数字を引用する際は、どの基準に基づいているかを併記するのが親切です。UNCTAD(国連貿易開発会議)は2021年から2023年にかけての集計で、途上国143カ国のうち95カ国がこの依存状態にあったと報告しています。どの機関がどの期間を対象に算出したかによって、数字も変わってきます。

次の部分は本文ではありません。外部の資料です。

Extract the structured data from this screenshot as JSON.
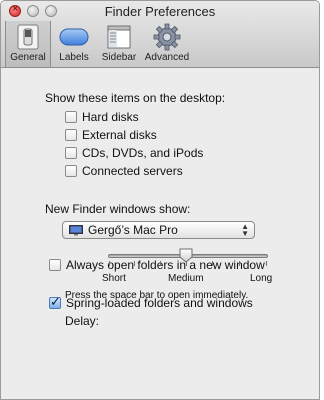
{
  "window": {
    "title": "Finder Preferences"
  },
  "tabs": [
    {
      "label": "General",
      "icon": "switch-icon",
      "active": true
    },
    {
      "label": "Labels",
      "icon": "label-pill-icon",
      "active": false
    },
    {
      "label": "Sidebar",
      "icon": "sidebar-window-icon",
      "active": false
    },
    {
      "label": "Advanced",
      "icon": "gear-icon",
      "active": false
    }
  ],
  "desktop": {
    "heading": "Show these items on the desktop:",
    "items": [
      {
        "label": "Hard disks",
        "checked": false
      },
      {
        "label": "External disks",
        "checked": false
      },
      {
        "label": "CDs, DVDs, and iPods",
        "checked": false
      },
      {
        "label": "Connected servers",
        "checked": false
      }
    ]
  },
  "new_window": {
    "heading": "New Finder windows show:",
    "selected": "Gergő’s Mac Pro",
    "icon": "computer-icon"
  },
  "always_open": {
    "label": "Always open folders in a new window",
    "checked": false
  },
  "spring_loaded": {
    "label": "Spring-loaded folders and windows",
    "checked": true,
    "delay_label": "Delay:",
    "delay_value": "Medium",
    "scale": [
      "Short",
      "Medium",
      "Long"
    ],
    "hint": "Press the space bar to open immediately."
  },
  "colors": {
    "accent": "#4a79b3",
    "close_button": "#d02525"
  }
}
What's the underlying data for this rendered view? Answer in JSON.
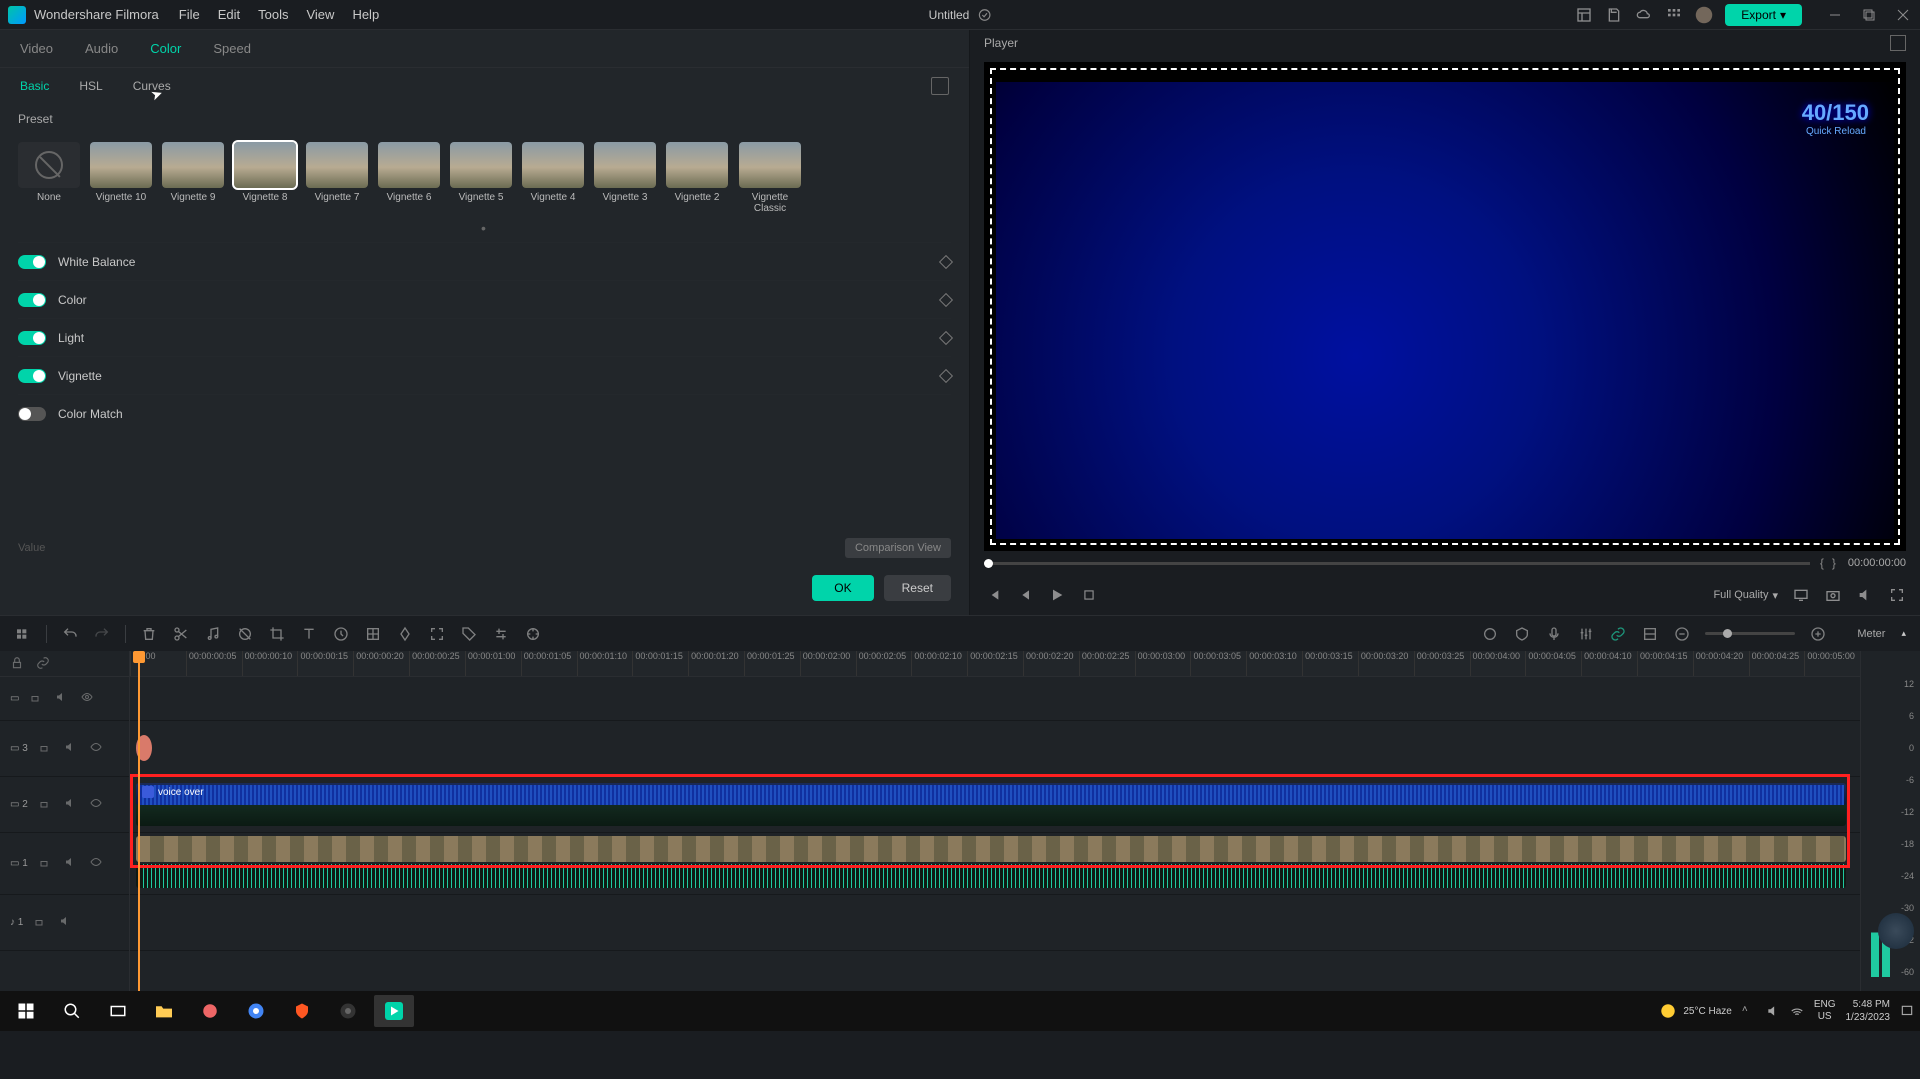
{
  "app": {
    "name": "Wondershare Filmora",
    "document": "Untitled"
  },
  "menu": [
    "File",
    "Edit",
    "Tools",
    "View",
    "Help"
  ],
  "export_label": "Export",
  "property_tabs": [
    "Video",
    "Audio",
    "Color",
    "Speed"
  ],
  "property_active": "Color",
  "color_subtabs": [
    "Basic",
    "HSL",
    "Curves"
  ],
  "color_subtab_active": "Basic",
  "preset_label": "Preset",
  "presets": [
    {
      "name": "None",
      "none": true
    },
    {
      "name": "Vignette 10"
    },
    {
      "name": "Vignette 9"
    },
    {
      "name": "Vignette 8",
      "selected": true
    },
    {
      "name": "Vignette 7"
    },
    {
      "name": "Vignette 6"
    },
    {
      "name": "Vignette 5"
    },
    {
      "name": "Vignette 4"
    },
    {
      "name": "Vignette 3"
    },
    {
      "name": "Vignette 2"
    },
    {
      "name": "Vignette Classic"
    }
  ],
  "adjustments": [
    {
      "label": "White Balance",
      "on": true,
      "kf": true
    },
    {
      "label": "Color",
      "on": true,
      "kf": true
    },
    {
      "label": "Light",
      "on": true,
      "kf": true
    },
    {
      "label": "Vignette",
      "on": true,
      "kf": true
    },
    {
      "label": "Color Match",
      "on": false,
      "kf": false
    }
  ],
  "value_label": "Value",
  "compare_label": "Comparison View",
  "ok_label": "OK",
  "reset_label": "Reset",
  "player": {
    "title": "Player",
    "timecode": "00:00:00:00",
    "quality": "Full Quality",
    "hud_main": "40/150",
    "hud_sub": "Quick Reload"
  },
  "meter_label": "Meter",
  "ruler_ticks": [
    "00:00",
    "00:00:00:05",
    "00:00:00:10",
    "00:00:00:15",
    "00:00:00:20",
    "00:00:00:25",
    "00:00:01:00",
    "00:00:01:05",
    "00:00:01:10",
    "00:00:01:15",
    "00:00:01:20",
    "00:00:01:25",
    "00:00:02:00",
    "00:00:02:05",
    "00:00:02:10",
    "00:00:02:15",
    "00:00:02:20",
    "00:00:02:25",
    "00:00:03:00",
    "00:00:03:05",
    "00:00:03:10",
    "00:00:03:15",
    "00:00:03:20",
    "00:00:03:25",
    "00:00:04:00",
    "00:00:04:05",
    "00:00:04:10",
    "00:00:04:15",
    "00:00:04:20",
    "00:00:04:25",
    "00:00:05:00"
  ],
  "meter_scale": [
    "12",
    "6",
    "0",
    "-6",
    "-12",
    "-18",
    "-24",
    "-30",
    "-42",
    "-60"
  ],
  "clip_voiceover_label": "voice over",
  "system": {
    "weather": "25°C  Haze",
    "lang1": "ENG",
    "lang2": "US",
    "time": "5:48 PM",
    "date": "1/23/2023"
  }
}
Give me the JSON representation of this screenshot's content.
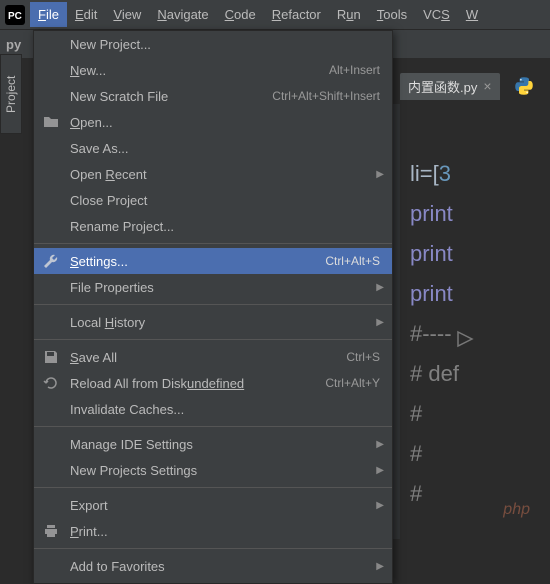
{
  "menubar": {
    "items": [
      {
        "label": "File",
        "u": 0,
        "active": true
      },
      {
        "label": "Edit",
        "u": 0
      },
      {
        "label": "View",
        "u": 0
      },
      {
        "label": "Navigate",
        "u": 0
      },
      {
        "label": "Code",
        "u": 0
      },
      {
        "label": "Refactor",
        "u": 0
      },
      {
        "label": "Run",
        "u": 1
      },
      {
        "label": "Tools",
        "u": 0
      },
      {
        "label": "VCS",
        "u": 2
      },
      {
        "label": "W",
        "u": 0
      }
    ]
  },
  "sidetab": {
    "label": "Project"
  },
  "crumb": {
    "label": "py"
  },
  "tab": {
    "label": "内置函数.py"
  },
  "dropdown": {
    "groups": [
      [
        {
          "label": "New Project...",
          "icon": ""
        },
        {
          "label": "New...",
          "u": 0,
          "shortcut": "Alt+Insert"
        },
        {
          "label": "New Scratch File",
          "shortcut": "Ctrl+Alt+Shift+Insert"
        },
        {
          "label": "Open...",
          "u": 0,
          "icon": "folder"
        },
        {
          "label": "Save As..."
        },
        {
          "label": "Open Recent",
          "u": 5,
          "submenu": true
        },
        {
          "label": "Close Project"
        },
        {
          "label": "Rename Project..."
        }
      ],
      [
        {
          "label": "Settings...",
          "u": 0,
          "shortcut": "Ctrl+Alt+S",
          "icon": "wrench",
          "active": true
        },
        {
          "label": "File Properties",
          "submenu": true
        }
      ],
      [
        {
          "label": "Local History",
          "u": 6,
          "submenu": true
        }
      ],
      [
        {
          "label": "Save All",
          "u": 0,
          "shortcut": "Ctrl+S",
          "icon": "save"
        },
        {
          "label": "Reload All from Disk",
          "u": 22,
          "shortcut": "Ctrl+Alt+Y",
          "icon": "reload"
        },
        {
          "label": "Invalidate Caches..."
        }
      ],
      [
        {
          "label": "Manage IDE Settings",
          "submenu": true
        },
        {
          "label": "New Projects Settings",
          "submenu": true
        }
      ],
      [
        {
          "label": "Export",
          "submenu": true
        },
        {
          "label": "Print...",
          "u": 0,
          "icon": "print"
        }
      ],
      [
        {
          "label": "Add to Favorites",
          "submenu": true
        }
      ]
    ]
  },
  "editor": {
    "lines": [
      {
        "text": ""
      },
      {
        "text": "li=[3",
        "cls": "plain"
      },
      {
        "text": "print",
        "cls": "fn"
      },
      {
        "text": "print",
        "cls": "fn"
      },
      {
        "text": "print",
        "cls": "fn"
      },
      {
        "text": "#----",
        "cls": "cm"
      },
      {
        "text": "# def",
        "cls": "cm"
      },
      {
        "text": "#",
        "cls": "cm"
      },
      {
        "text": "#",
        "cls": "cm"
      },
      {
        "text": "#",
        "cls": "cm"
      }
    ]
  },
  "watermark": "php"
}
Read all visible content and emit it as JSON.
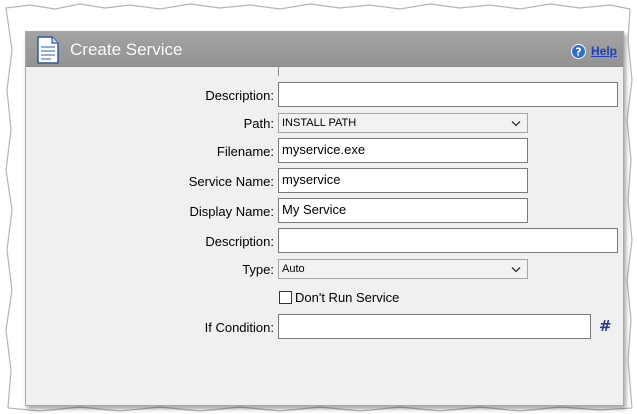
{
  "window": {
    "title": "Create Service",
    "help_label": "Help"
  },
  "form": {
    "description1": {
      "label": "Description:",
      "value": ""
    },
    "path": {
      "label": "Path:",
      "value": "INSTALL PATH"
    },
    "filename": {
      "label": "Filename:",
      "value": "myservice.exe"
    },
    "service_name": {
      "label": "Service Name:",
      "value": "myservice"
    },
    "display_name": {
      "label": "Display Name:",
      "value": "My Service"
    },
    "description2": {
      "label": "Description:",
      "value": ""
    },
    "type": {
      "label": "Type:",
      "value": "Auto"
    },
    "dont_run": {
      "label": "Don't Run Service",
      "checked": false
    },
    "if_condition": {
      "label": "If Condition:",
      "value": "",
      "hash_label": "#"
    }
  },
  "colors": {
    "titlebar": "#9b9b9b",
    "dialog_bg": "#f0f0f0",
    "help_link": "#1b3fbf",
    "hash": "#2b3a8f"
  },
  "icons": {
    "title": "document-icon",
    "help": "question-circle-icon",
    "dropdown": "chevron-down-icon"
  }
}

最後にもう一つ付け加えておきましょう。一次産品への依存は、決してその国が怠けている証拠ではありません。売れる強みを生かすのは経済として自然な選択であり、問題が生じるのは、そのたった1行に頼り切るあまり、次の新たな柱を育てる時間と機会を逃してしまうときなのです。
🤔 よくある誤解
一次産品依存と「資源の呪い」は同じ意味である。
一次産品依存は輸出の大部分が少数の資源で占められている「状態」を指し、資源の呪いはそうした状態の国で成長が停滞しがちになる「現象(結果)」を指します。特定の状態にあるからといって、結果まで運命づけられているわけではありません。
天然資源が豊富な国は、例外なく経済が衰退する。
資源に恵まれながらも安定した成長を遂げた国は存在します。ノルウェーやボツワナがその好例としてよく挙げられます。成否を分けるのは資源の量そのものよりも、得られた資金を適切に管理・運用する制度や仕組みであるという見方が有力です。
🧺 日常で出会う場面
ある国の輸出がごく一部の一次産品に偏っている状態を指し、その市場価格が乱高下すると国の歳入や国家予算まで大きく揺らぎやすくなります。